The children, all minors – many of whom are believed to have crossed the border illegally and are now in U.S. custody of the Health and Human Services Department – have expressed concern and do not want to return, their attorneys said in court filings reviewed by NBC 5 Investigates.
The ongoing legal fight began right here in Chicago over Labor Day weekend and has since expanded to a total of three federal lawsuits – all of which seek to stop the Trump administration from deporting children whose attorneys say don’t want to be returned to their native countries and – in some cases – fear harm if they are.
So far, federal judges – include those in D.C. and Chicago – have filed temporary restraining orders and injunctions that temporarily bar the Trump administration from deporting the children while the lawsuits play out in court.
A status hearing in the Chicago case is set for Oct. 7.
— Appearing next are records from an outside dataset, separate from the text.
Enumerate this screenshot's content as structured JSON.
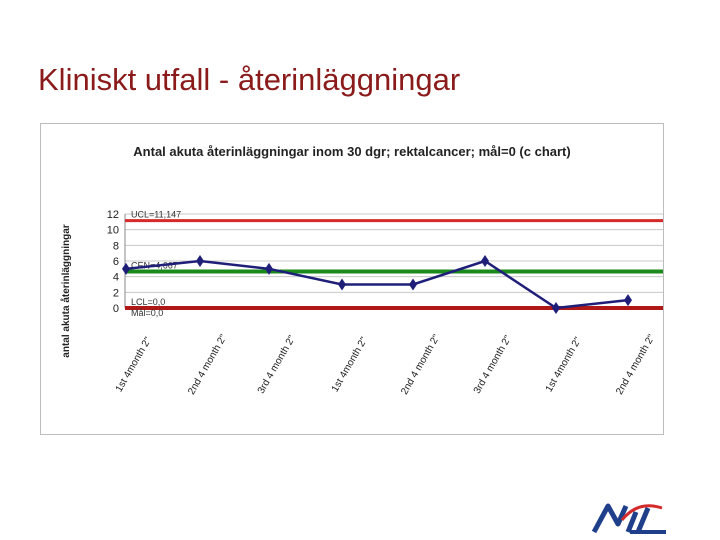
{
  "slide": {
    "title": "Kliniskt utfall - återinläggningar"
  },
  "colors": {
    "title": "#8b1a1a",
    "series": "#1f1f7a",
    "ucl": "#d42a2a",
    "center": "#1a8a1a",
    "lcl": "#b01818",
    "grid": "#c8c8c8",
    "logo": "#1f3f8a",
    "logo_accent": "#d42a2a"
  },
  "chart_data": {
    "type": "line",
    "title": "Antal akuta återinläggningar inom 30 dgr; rektalcancer; mål=0  (c chart)",
    "ylabel": "antal akuta återinläggningar",
    "xlabel": "",
    "ylim": [
      0,
      12
    ],
    "yticks": [
      "0",
      "2",
      "4",
      "6",
      "8",
      "10",
      "12"
    ],
    "categories": [
      "1st 4month 2\"",
      "2nd 4 month 2\"",
      "3rd 4 month 2\"",
      "1st 4month 2\"",
      "2nd 4 month 2\"",
      "3rd 4 month 2\"",
      "1st 4month 2\"",
      "2nd 4 month 2\""
    ],
    "series": [
      {
        "values": [
          5,
          6,
          5,
          3,
          3,
          6,
          0,
          1
        ]
      }
    ],
    "control_lines": [
      {
        "label": "UCL=11,147",
        "value": 11.147
      },
      {
        "label": "CEN=4,667",
        "value": 4.667
      },
      {
        "label": "LCL=0,0",
        "value": 0
      },
      {
        "label": "Mål=0,0",
        "value": 0
      }
    ],
    "grid": true,
    "legend": "none"
  }
}
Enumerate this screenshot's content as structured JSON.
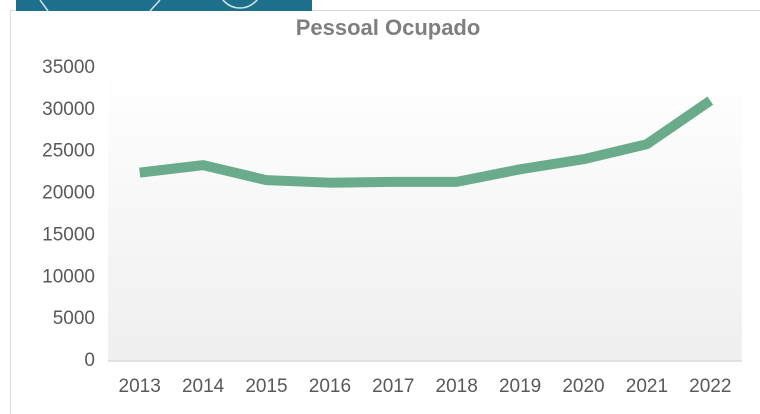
{
  "chart_data": {
    "type": "line",
    "title": "Pessoal Ocupado",
    "categories": [
      "2013",
      "2014",
      "2015",
      "2016",
      "2017",
      "2018",
      "2019",
      "2020",
      "2021",
      "2022"
    ],
    "series": [
      {
        "name": "Pessoal Ocupado",
        "color": "#6aab8b",
        "values": [
          22500,
          23400,
          21600,
          21300,
          21400,
          21400,
          22900,
          24100,
          25900,
          31100
        ]
      }
    ],
    "ylim": [
      0,
      35000
    ],
    "yticks": [
      0,
      5000,
      10000,
      15000,
      20000,
      25000,
      30000,
      35000
    ],
    "grid": false
  }
}
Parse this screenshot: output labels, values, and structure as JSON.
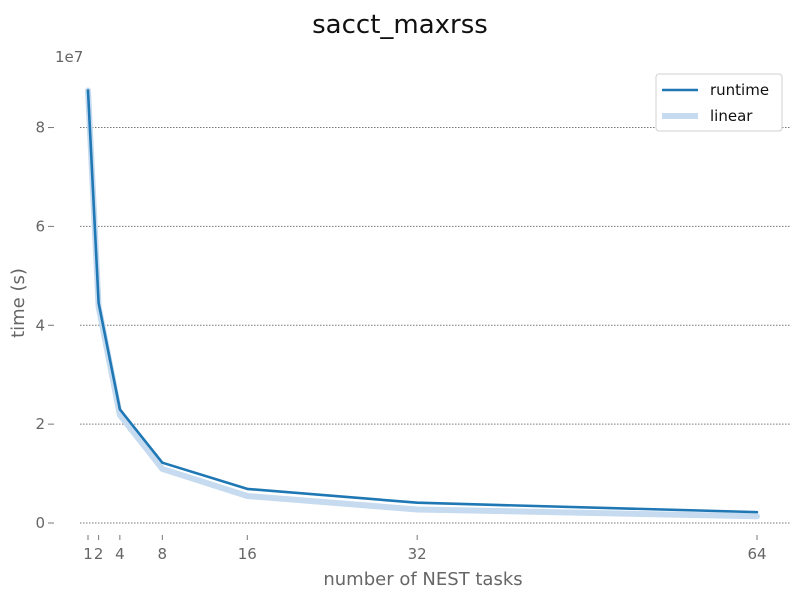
{
  "chart_data": {
    "type": "line",
    "title": "sacct_maxrss",
    "xlabel": "number of NEST tasks",
    "ylabel": "time (s)",
    "y_offset_label": "1e7",
    "x": [
      1,
      2,
      4,
      8,
      16,
      32,
      64
    ],
    "x_ticks": [
      1,
      2,
      4,
      8,
      16,
      32,
      64
    ],
    "x_tick_labels": [
      "1",
      "2",
      "4",
      "8",
      "16",
      "32",
      "64"
    ],
    "y_ticks": [
      0,
      2,
      4,
      6,
      8
    ],
    "y_tick_labels": [
      "0",
      "2",
      "4",
      "6",
      "8"
    ],
    "ylim": [
      0,
      8.8
    ],
    "xlim": [
      1,
      64
    ],
    "grid": "horizontal dotted",
    "legend_position": "top-right",
    "series": [
      {
        "name": "runtime",
        "values": [
          8.75,
          4.45,
          2.3,
          1.22,
          0.69,
          0.41,
          0.22
        ],
        "color": "#1f77b4"
      },
      {
        "name": "linear",
        "values": [
          8.75,
          4.375,
          2.1875,
          1.09375,
          0.546875,
          0.2734375,
          0.13671875
        ],
        "color": "#c6dbef"
      }
    ]
  }
}
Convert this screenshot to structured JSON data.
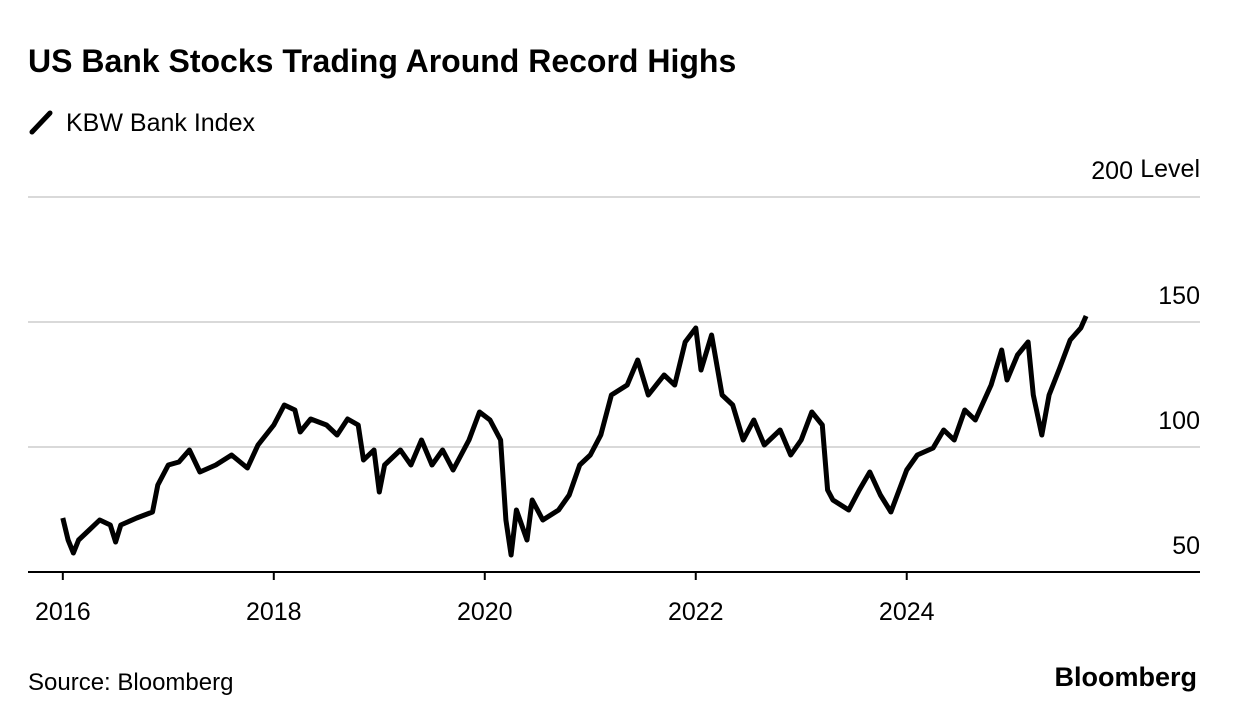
{
  "chart_data": {
    "type": "line",
    "title": "US Bank Stocks Trading Around Record Highs",
    "ylabel": "Level",
    "source": "Source: Bloomberg",
    "logo": "Bloomberg",
    "xlim": [
      2015.67,
      2026.78
    ],
    "xticks": [
      2016,
      2018,
      2020,
      2022,
      2024
    ],
    "ylim": [
      50,
      200
    ],
    "yticks": [
      50,
      100,
      150,
      200
    ],
    "grid": true,
    "series": [
      {
        "name": "KBW Bank Index",
        "color": "#000000",
        "x": [
          2016.0,
          2016.05,
          2016.1,
          2016.15,
          2016.25,
          2016.35,
          2016.45,
          2016.5,
          2016.55,
          2016.7,
          2016.85,
          2016.9,
          2017.0,
          2017.1,
          2017.2,
          2017.3,
          2017.45,
          2017.6,
          2017.75,
          2017.85,
          2018.0,
          2018.1,
          2018.2,
          2018.25,
          2018.35,
          2018.5,
          2018.6,
          2018.7,
          2018.8,
          2018.85,
          2018.95,
          2019.0,
          2019.05,
          2019.2,
          2019.3,
          2019.4,
          2019.5,
          2019.6,
          2019.7,
          2019.85,
          2019.95,
          2020.05,
          2020.15,
          2020.2,
          2020.25,
          2020.3,
          2020.4,
          2020.45,
          2020.55,
          2020.7,
          2020.8,
          2020.9,
          2021.0,
          2021.1,
          2021.2,
          2021.35,
          2021.45,
          2021.55,
          2021.7,
          2021.8,
          2021.9,
          2022.0,
          2022.05,
          2022.15,
          2022.25,
          2022.35,
          2022.45,
          2022.55,
          2022.65,
          2022.8,
          2022.9,
          2023.0,
          2023.1,
          2023.2,
          2023.25,
          2023.3,
          2023.45,
          2023.55,
          2023.65,
          2023.75,
          2023.85,
          2024.0,
          2024.1,
          2024.25,
          2024.35,
          2024.45,
          2024.55,
          2024.65,
          2024.8,
          2024.9,
          2024.95,
          2025.05,
          2025.15,
          2025.2,
          2025.28,
          2025.35,
          2025.45,
          2025.55,
          2025.65,
          2025.7
        ],
        "values": [
          71.6,
          62.8,
          57.6,
          62.8,
          66.8,
          70.8,
          68.8,
          62,
          68.8,
          71.6,
          74,
          84.8,
          92.8,
          94,
          98.8,
          90,
          92.8,
          96.8,
          91.6,
          100.8,
          108.8,
          116.8,
          114.8,
          106,
          111.2,
          108.8,
          104.8,
          111.2,
          108.8,
          94.8,
          98.8,
          82,
          92.8,
          98.8,
          92.8,
          102.8,
          92.8,
          98.8,
          90.8,
          102.8,
          114,
          110.8,
          102.8,
          70.8,
          56.8,
          74.8,
          62.8,
          78.8,
          70.8,
          74.8,
          80.8,
          92.8,
          96.8,
          104.8,
          120.8,
          124.8,
          134.8,
          120.8,
          128.8,
          124.8,
          142,
          147.6,
          130.8,
          144.8,
          120.8,
          116.8,
          102.8,
          110.8,
          100.8,
          106.8,
          96.8,
          102.8,
          114,
          108.8,
          82.8,
          78.8,
          74.8,
          82.8,
          90,
          80.8,
          74,
          90.8,
          96.8,
          99.6,
          106.8,
          102.8,
          114.8,
          110.8,
          124.8,
          138.8,
          126.8,
          136.8,
          142,
          120.8,
          104.8,
          120.8,
          131.6,
          142.8,
          147.6,
          152.4
        ]
      }
    ]
  }
}
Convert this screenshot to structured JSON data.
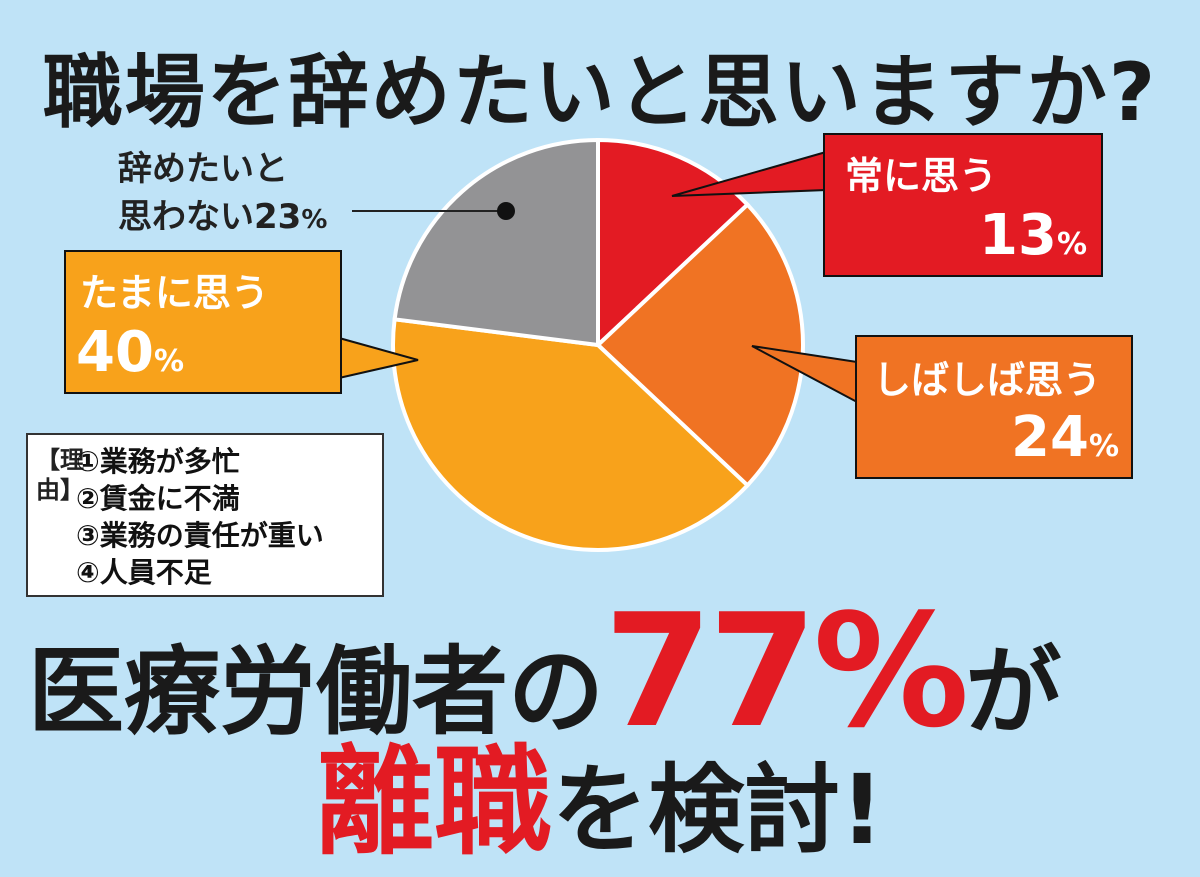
{
  "title": "職場を辞めたいと思いますか?",
  "chart_data": {
    "type": "pie",
    "title": "職場を辞めたいと思いますか?",
    "slices": [
      {
        "name": "常に思う",
        "value": 13,
        "color": "#e31b23"
      },
      {
        "name": "しばしば思う",
        "value": 24,
        "color": "#f07323"
      },
      {
        "name": "たまに思う",
        "value": 40,
        "color": "#f8a21b"
      },
      {
        "name": "辞めたいと思わない",
        "value": 23,
        "color": "#939395"
      }
    ],
    "unit": "%"
  },
  "labels": {
    "always": {
      "name": "常に思う",
      "value": "13",
      "unit": "%"
    },
    "often": {
      "name": "しばしば思う",
      "value": "24",
      "unit": "%"
    },
    "sometimes": {
      "name": "たまに思う",
      "value": "40",
      "unit": "%"
    },
    "never": {
      "line1": "辞めたいと",
      "line2": "思わない23",
      "unit": "%"
    }
  },
  "reasons": {
    "tag": "【理由】",
    "items": [
      "①業務が多忙",
      "②賃金に不満",
      "③業務の責任が重い",
      "④人員不足"
    ]
  },
  "headline": {
    "part1": "医療労働者の",
    "number": "77%",
    "part2": "が",
    "red": "離職",
    "part3": "を検討!"
  }
}
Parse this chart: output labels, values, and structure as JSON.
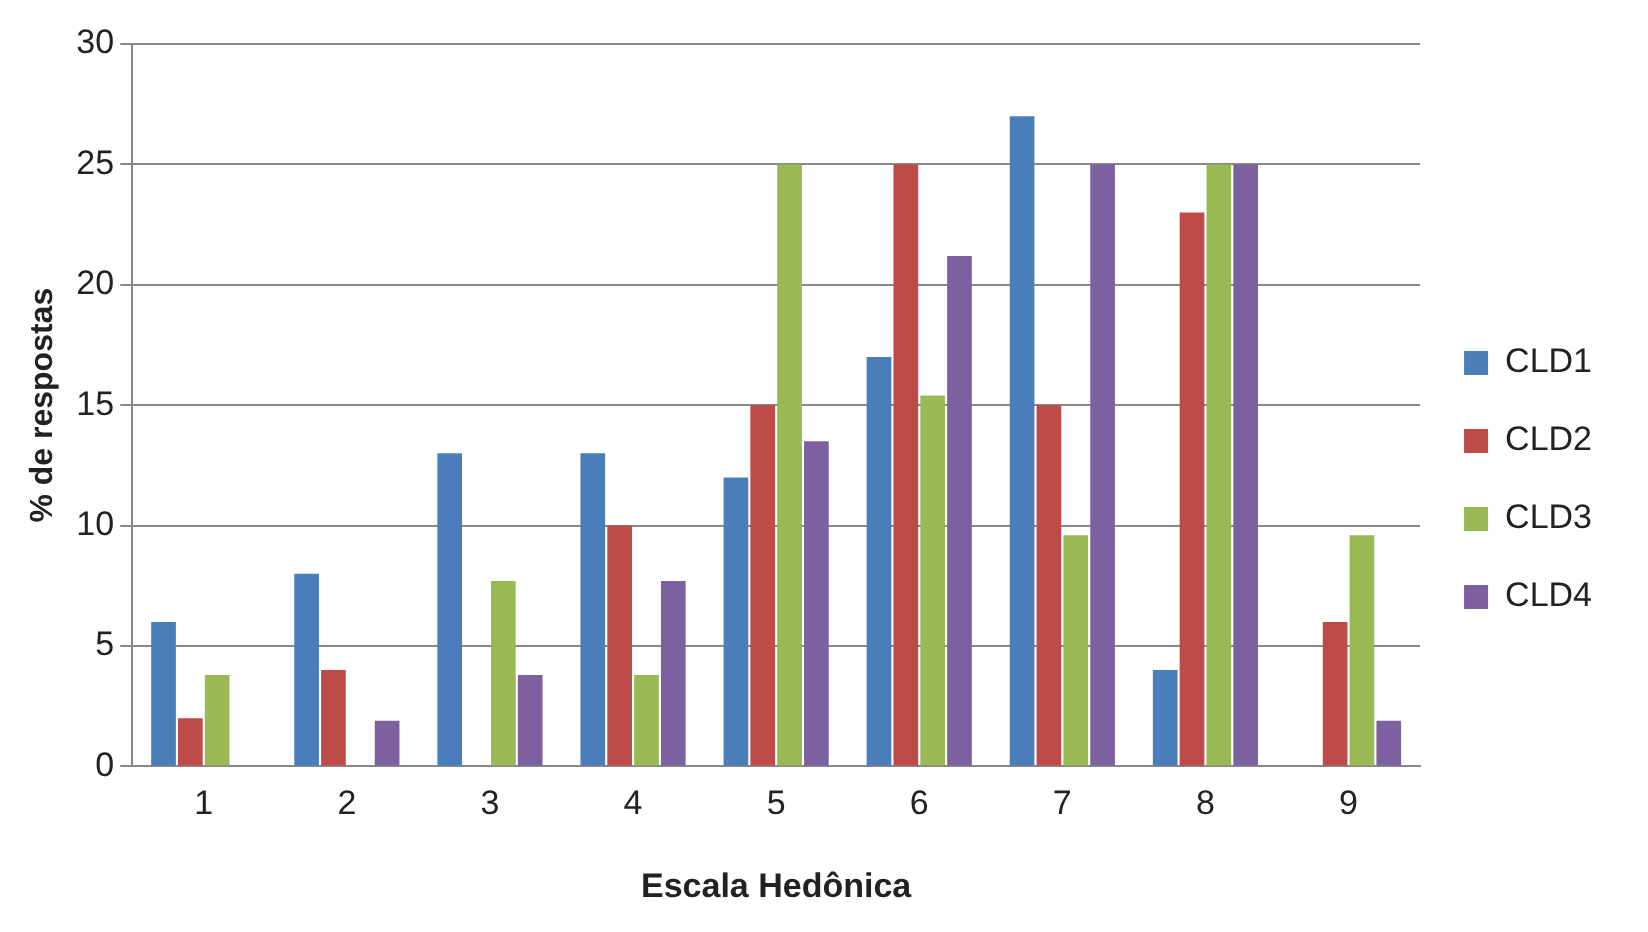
{
  "chart_data": {
    "type": "bar",
    "xlabel": "Escala Hedônica",
    "ylabel": "% de respostas",
    "categories": [
      "1",
      "2",
      "3",
      "4",
      "5",
      "6",
      "7",
      "8",
      "9"
    ],
    "series": [
      {
        "name": "CLD1",
        "color": "#4a7ebb",
        "values": [
          6,
          8,
          13,
          13,
          12,
          17,
          27,
          4,
          0
        ]
      },
      {
        "name": "CLD2",
        "color": "#be4b48",
        "values": [
          2,
          4,
          0,
          10,
          15,
          25,
          15,
          23,
          6
        ]
      },
      {
        "name": "CLD3",
        "color": "#98b954",
        "values": [
          3.8,
          0,
          7.7,
          3.8,
          25,
          15.4,
          9.6,
          25,
          9.6
        ]
      },
      {
        "name": "CLD4",
        "color": "#7d60a0",
        "values": [
          0,
          1.9,
          3.8,
          7.7,
          13.5,
          21.2,
          25,
          25,
          1.9
        ]
      }
    ],
    "ylim": [
      0,
      30
    ],
    "yticks": [
      0,
      5,
      10,
      15,
      20,
      25,
      30
    ],
    "grid": "y",
    "legend": "right"
  }
}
A spokesman for the U.S. Attorney’s office in the Northern District of Illinois did not respond to a request for comment Friday afternoon.
Laura Smith, an immigration attorney with the Children’s Legal Center here in Chicago, represents four Guatemalan teens who are in the custody of the federal government’s Office of Refugee Resettlement – the federal agency tasked with providing care and custody of unaccompanied minors who encountered immigration.
“They’re four Guatemalan teenagers, none of which want to go home, all of which have options here to apply for permission to stay. And so we filed the litigation to allow them to stay and pursue that, pursue that relief,” Smith said.
Just four weeks ago – Smith described to NBC 5 Investigates the last-minute legal filings aimed at stopping their deportations and the conversations she had with some of the teens when news broke that they might be returned to their native countries.
Asked to characterize their responses, she said: “Terror, absolutely. Terror not fully understanding why me, why in the middle of the night… just terror.”
Television news footage from south Texas showed the unaccompanied children who entered the U.S. illegally getting off the aircraft in Texas that the Trump administration said it was planning to use to deport them back to Guatemala.
Angie Salazar, the acting director of the Office of Refugee Resettlement, said in a D.C. court filing that the request to have the children returned came from the Guatemalan government and that it was “Our understanding based on that meeting is that Guatemalan officials believed their citizen nationals should be placed with their families rather than in prolonged U.S. government custody.”
In issuing his ruling, a federal judge in D.C. wrote that the government’s explanation “crumbled like a house of cards,” adding that there was “no evidence before the Court that the parents of these children sought their return.”
With the injunctions in place – it essentially acts as pause button on deportations while the cases play out in court.
In a letter sent last week to the chairman and ranking member of the Senate Judiciary committee, attorneys representing whistleblowers within the Office of Refugee Resettlement challenged the acting director’s statements “that 327 children identified for return to Guatemala had been screened” and “would not be subject to child abuse and neglect, including human trafficking, torture and other forms of violence, upon return to Guatemala.”
The whistleblowers believe “at least 30 and possibly more children… have indicators of being a victim of child abuse, including death threats, gang violence, human trafficking and/or have expressed fear of return,” the letter states.